The second comment I have concerns not only Kurzweil, but also De Garis and others who attempt to predict the future. It is notable that I have managed to find biblical quotes that prophesize the very same hopes and dreams, and also the very same disastrous outcomes, at the end of days. Indeed, the idea that one day, Man (or Messiah) would make the dead live once more, would alleviate all human suffering, and that this might come at the cost of a war among all the nations of the world, has been around for millennia.
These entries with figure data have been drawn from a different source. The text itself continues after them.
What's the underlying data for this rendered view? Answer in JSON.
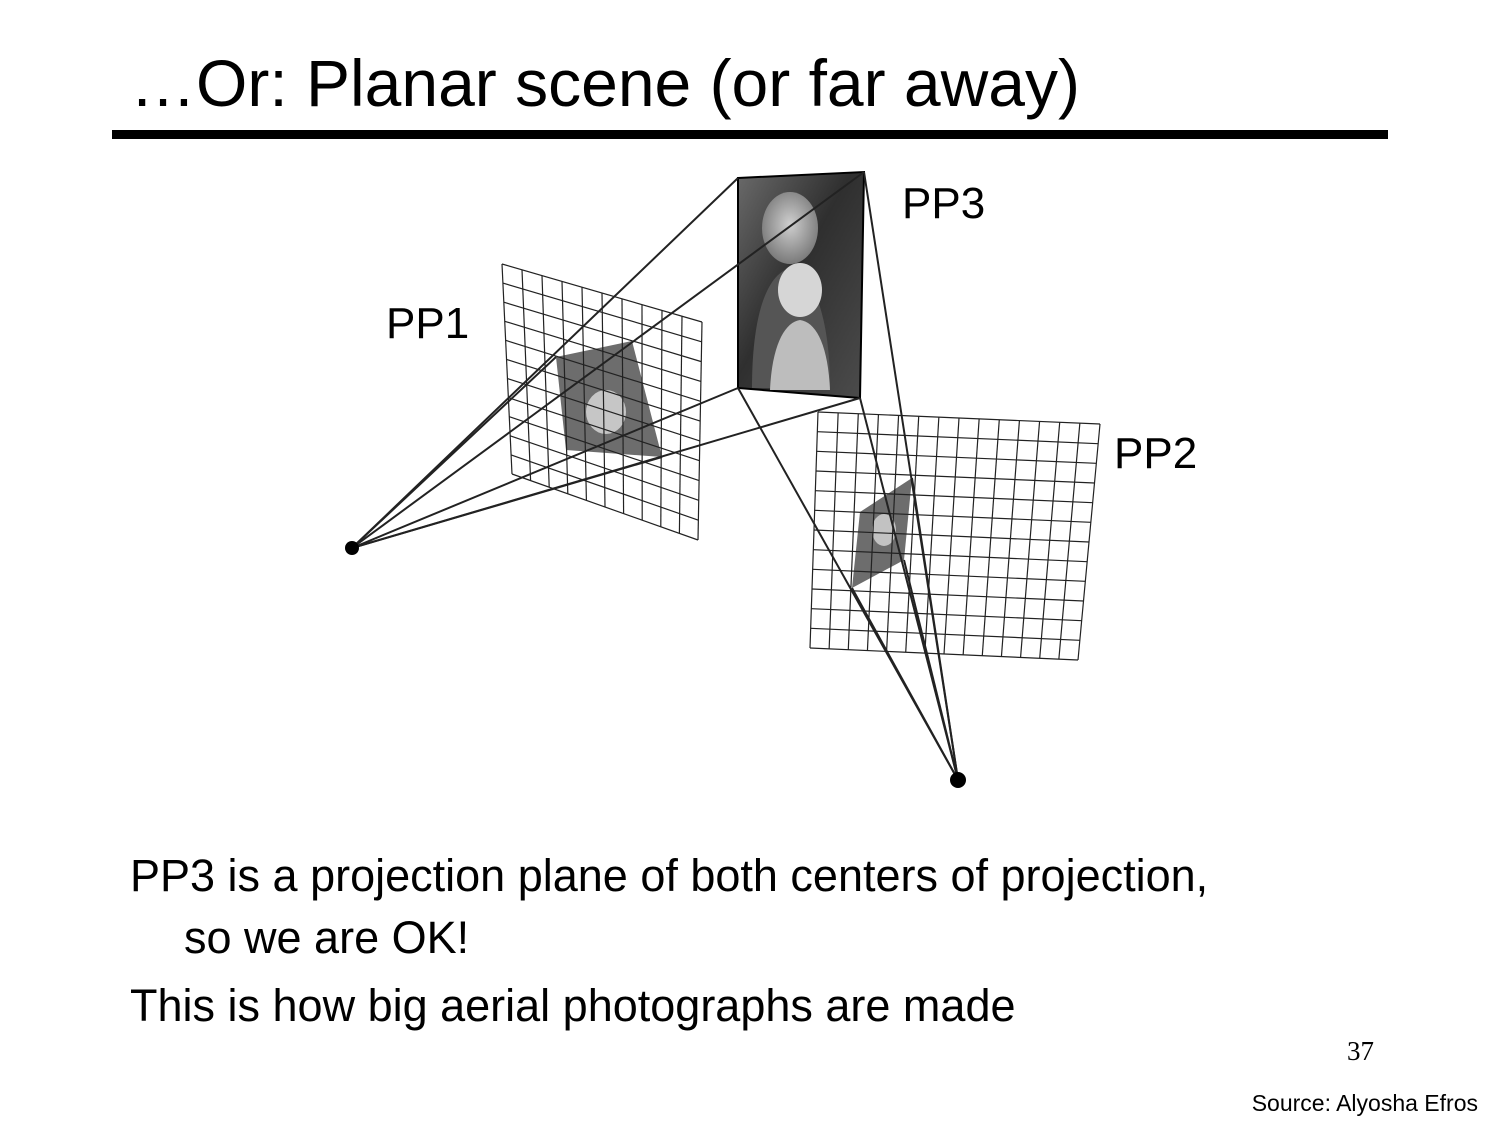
{
  "slide": {
    "title": "…Or: Planar scene (or far away)",
    "bullets": [
      {
        "text": "PP3 is a projection plane of both centers of projection,",
        "continuation": "so we are OK!"
      },
      {
        "text": "This is how big aerial photographs are made"
      }
    ],
    "slide_number": "37",
    "source": "Source: Alyosha Efros"
  },
  "diagram": {
    "labels": {
      "pp1": "PP1",
      "pp2": "PP2",
      "pp3": "PP3"
    },
    "colors": {
      "ink": "#000000",
      "photo_dark": "#3a3a3a",
      "photo_light": "#b0b0b0",
      "ray_faint": "#9a9a9a"
    }
  }
}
It is interesting to note that while man’s technology has evolved, his hopes, aspirations and fears remain virtually unchanged. Throughout history, there have been prophets who claim not only that an End of Days would come, but that it would come Bimherah Beyamenu – fast, and in our own days. Do you believe Kurtzweil’s prediction is correct? I guess this comes down to the question –  are you a true believer?